初冬的午俊,天色陰沉,濃雲遮蔽了整片天空,好似隨時會墜下雪來,寒風在窗外呼嘯,陰森冷冽,可她這鳳凰宮裡卻是處處燒起了炭火,一片溫暖和融。
寬敞的書房內,几案上點著一爐熏香,拂送一室香氣,她裹著白色狐裘,坐在鋪著毛皮的榻上,手捧著茶杯,懶洋洋地看著幾名貼身宮女忙碌地張羅方才御衣局送來的冬衣。
是新裁的衣裳呢。
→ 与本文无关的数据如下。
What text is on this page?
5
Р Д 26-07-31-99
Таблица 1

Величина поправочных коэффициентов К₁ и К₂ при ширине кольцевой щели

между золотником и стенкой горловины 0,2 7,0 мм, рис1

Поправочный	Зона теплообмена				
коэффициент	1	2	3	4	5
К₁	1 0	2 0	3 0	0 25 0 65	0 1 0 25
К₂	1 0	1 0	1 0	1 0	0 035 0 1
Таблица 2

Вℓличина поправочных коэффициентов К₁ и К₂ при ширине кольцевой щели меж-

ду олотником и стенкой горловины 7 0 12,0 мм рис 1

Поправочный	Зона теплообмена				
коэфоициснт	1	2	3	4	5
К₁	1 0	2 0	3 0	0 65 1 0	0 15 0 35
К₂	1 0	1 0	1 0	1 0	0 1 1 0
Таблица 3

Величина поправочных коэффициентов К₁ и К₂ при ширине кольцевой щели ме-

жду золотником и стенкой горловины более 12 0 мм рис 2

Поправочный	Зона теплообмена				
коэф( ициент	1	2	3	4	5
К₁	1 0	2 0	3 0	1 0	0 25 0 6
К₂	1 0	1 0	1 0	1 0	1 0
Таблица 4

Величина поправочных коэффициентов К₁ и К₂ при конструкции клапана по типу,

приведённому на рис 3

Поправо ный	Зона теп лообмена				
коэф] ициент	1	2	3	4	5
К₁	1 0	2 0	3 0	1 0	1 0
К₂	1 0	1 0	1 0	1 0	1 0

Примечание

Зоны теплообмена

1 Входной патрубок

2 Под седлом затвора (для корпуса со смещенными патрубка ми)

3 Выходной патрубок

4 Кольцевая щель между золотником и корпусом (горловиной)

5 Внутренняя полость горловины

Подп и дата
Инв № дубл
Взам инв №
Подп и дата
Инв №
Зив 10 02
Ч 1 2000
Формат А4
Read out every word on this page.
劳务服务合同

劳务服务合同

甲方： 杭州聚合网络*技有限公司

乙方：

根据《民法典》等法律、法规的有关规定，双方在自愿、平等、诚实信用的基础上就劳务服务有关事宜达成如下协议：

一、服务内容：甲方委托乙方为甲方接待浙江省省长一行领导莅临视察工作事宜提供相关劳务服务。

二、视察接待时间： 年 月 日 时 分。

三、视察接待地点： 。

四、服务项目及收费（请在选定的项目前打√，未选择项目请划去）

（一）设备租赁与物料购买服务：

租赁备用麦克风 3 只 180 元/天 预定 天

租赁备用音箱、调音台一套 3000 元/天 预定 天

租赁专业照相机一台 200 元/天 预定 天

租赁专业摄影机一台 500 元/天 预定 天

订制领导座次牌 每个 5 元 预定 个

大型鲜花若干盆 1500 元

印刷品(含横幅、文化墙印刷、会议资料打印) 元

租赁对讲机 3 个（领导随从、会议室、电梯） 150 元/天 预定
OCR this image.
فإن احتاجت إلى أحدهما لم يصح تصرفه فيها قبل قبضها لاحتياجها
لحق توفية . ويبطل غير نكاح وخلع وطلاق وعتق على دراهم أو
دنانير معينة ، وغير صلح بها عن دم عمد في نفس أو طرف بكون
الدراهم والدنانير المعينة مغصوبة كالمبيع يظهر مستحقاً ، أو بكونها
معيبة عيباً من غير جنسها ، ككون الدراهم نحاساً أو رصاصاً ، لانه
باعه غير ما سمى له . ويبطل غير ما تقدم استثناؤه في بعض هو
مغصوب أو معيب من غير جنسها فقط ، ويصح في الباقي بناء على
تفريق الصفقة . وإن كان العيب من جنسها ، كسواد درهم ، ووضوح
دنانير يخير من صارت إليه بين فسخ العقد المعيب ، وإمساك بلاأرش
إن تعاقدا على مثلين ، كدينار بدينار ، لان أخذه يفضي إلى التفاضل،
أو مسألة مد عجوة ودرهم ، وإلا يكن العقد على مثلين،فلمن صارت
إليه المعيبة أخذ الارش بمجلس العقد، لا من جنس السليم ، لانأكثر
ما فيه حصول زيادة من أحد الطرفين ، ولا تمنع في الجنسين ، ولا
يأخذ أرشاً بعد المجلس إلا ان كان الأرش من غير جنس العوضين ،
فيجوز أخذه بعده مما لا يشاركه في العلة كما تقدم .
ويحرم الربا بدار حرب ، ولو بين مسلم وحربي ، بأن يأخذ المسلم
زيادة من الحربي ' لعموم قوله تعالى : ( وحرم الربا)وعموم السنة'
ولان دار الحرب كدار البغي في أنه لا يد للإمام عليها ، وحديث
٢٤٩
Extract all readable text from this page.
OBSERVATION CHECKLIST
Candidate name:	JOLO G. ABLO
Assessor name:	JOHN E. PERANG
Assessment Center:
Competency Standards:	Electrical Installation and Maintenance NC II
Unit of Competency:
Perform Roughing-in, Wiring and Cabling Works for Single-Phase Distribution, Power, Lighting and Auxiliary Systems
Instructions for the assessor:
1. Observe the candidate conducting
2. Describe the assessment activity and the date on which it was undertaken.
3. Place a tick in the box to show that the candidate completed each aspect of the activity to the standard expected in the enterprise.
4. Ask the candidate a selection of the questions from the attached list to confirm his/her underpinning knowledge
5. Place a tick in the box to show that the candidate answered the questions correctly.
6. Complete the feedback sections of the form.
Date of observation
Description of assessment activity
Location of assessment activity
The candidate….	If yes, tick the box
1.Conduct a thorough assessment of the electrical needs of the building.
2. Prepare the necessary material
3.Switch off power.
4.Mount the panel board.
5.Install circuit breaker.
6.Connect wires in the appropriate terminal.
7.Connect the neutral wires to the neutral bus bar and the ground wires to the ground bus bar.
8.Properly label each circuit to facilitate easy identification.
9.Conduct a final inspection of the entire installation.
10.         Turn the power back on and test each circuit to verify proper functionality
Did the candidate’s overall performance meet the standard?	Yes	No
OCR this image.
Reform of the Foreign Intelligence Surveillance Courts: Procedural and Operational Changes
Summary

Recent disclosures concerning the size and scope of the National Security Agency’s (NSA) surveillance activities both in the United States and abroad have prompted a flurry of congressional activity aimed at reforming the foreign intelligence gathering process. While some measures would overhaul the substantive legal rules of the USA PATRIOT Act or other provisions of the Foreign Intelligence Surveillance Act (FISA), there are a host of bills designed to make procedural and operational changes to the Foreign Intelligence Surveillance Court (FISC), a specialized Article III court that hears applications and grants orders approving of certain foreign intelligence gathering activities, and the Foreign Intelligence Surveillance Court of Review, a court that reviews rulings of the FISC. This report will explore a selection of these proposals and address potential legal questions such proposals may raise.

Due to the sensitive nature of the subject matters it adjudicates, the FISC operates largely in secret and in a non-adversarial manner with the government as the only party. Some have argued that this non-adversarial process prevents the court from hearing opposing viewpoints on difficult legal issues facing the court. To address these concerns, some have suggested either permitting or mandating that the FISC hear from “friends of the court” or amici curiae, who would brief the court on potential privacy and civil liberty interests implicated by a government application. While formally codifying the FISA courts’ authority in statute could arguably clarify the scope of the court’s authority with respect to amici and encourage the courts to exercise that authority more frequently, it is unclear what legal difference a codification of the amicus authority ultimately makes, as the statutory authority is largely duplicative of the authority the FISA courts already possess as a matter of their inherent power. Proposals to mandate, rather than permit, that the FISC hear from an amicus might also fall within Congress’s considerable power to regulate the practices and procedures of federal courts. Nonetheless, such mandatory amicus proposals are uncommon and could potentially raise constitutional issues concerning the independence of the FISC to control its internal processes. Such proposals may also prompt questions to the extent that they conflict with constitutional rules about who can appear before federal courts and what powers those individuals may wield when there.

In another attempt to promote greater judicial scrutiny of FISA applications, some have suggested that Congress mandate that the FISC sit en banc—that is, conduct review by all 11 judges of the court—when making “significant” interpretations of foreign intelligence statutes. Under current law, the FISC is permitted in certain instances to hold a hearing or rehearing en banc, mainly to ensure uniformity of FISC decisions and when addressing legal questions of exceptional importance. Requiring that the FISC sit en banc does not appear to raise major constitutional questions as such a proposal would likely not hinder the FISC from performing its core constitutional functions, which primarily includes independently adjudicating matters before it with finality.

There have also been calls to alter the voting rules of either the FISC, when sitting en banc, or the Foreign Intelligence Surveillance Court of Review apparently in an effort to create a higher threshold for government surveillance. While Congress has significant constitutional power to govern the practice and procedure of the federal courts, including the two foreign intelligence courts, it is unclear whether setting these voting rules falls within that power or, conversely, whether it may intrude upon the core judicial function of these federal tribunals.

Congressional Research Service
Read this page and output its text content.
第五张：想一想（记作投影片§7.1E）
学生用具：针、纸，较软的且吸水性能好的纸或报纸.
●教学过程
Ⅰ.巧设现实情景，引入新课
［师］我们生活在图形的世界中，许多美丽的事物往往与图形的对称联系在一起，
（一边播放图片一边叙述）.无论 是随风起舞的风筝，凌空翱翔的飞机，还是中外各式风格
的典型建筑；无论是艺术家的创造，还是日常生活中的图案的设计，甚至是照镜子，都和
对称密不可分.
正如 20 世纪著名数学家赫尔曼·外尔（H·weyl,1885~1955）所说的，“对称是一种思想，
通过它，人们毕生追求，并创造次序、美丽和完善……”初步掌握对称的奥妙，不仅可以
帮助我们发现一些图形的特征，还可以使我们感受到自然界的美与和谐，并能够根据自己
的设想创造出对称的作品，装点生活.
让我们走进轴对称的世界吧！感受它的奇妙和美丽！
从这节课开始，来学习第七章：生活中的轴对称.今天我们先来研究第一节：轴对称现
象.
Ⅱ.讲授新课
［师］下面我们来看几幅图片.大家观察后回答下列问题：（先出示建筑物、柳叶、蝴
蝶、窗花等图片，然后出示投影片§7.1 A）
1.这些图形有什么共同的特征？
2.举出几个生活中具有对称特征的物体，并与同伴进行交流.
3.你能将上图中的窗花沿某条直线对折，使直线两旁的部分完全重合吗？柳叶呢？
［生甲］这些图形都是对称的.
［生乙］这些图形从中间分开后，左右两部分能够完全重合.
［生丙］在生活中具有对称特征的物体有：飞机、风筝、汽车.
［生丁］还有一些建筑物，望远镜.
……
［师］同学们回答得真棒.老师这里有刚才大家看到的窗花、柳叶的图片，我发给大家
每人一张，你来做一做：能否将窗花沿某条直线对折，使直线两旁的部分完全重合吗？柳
海珊瑚心滿意是地想,自從她住進這宮裡,幾乎每天都有新鮮玩意送上來,有珠寶首飾、骨董珍玩,也有各式稀奇古怪的小東西。
這些物事,大部分都是風勁差人送來給她的,自從那夜後,她一直沒能再見到他,但他人雖不曾親臨,開懷卻是一分不少,禮物天天送到,補湯也日日送來。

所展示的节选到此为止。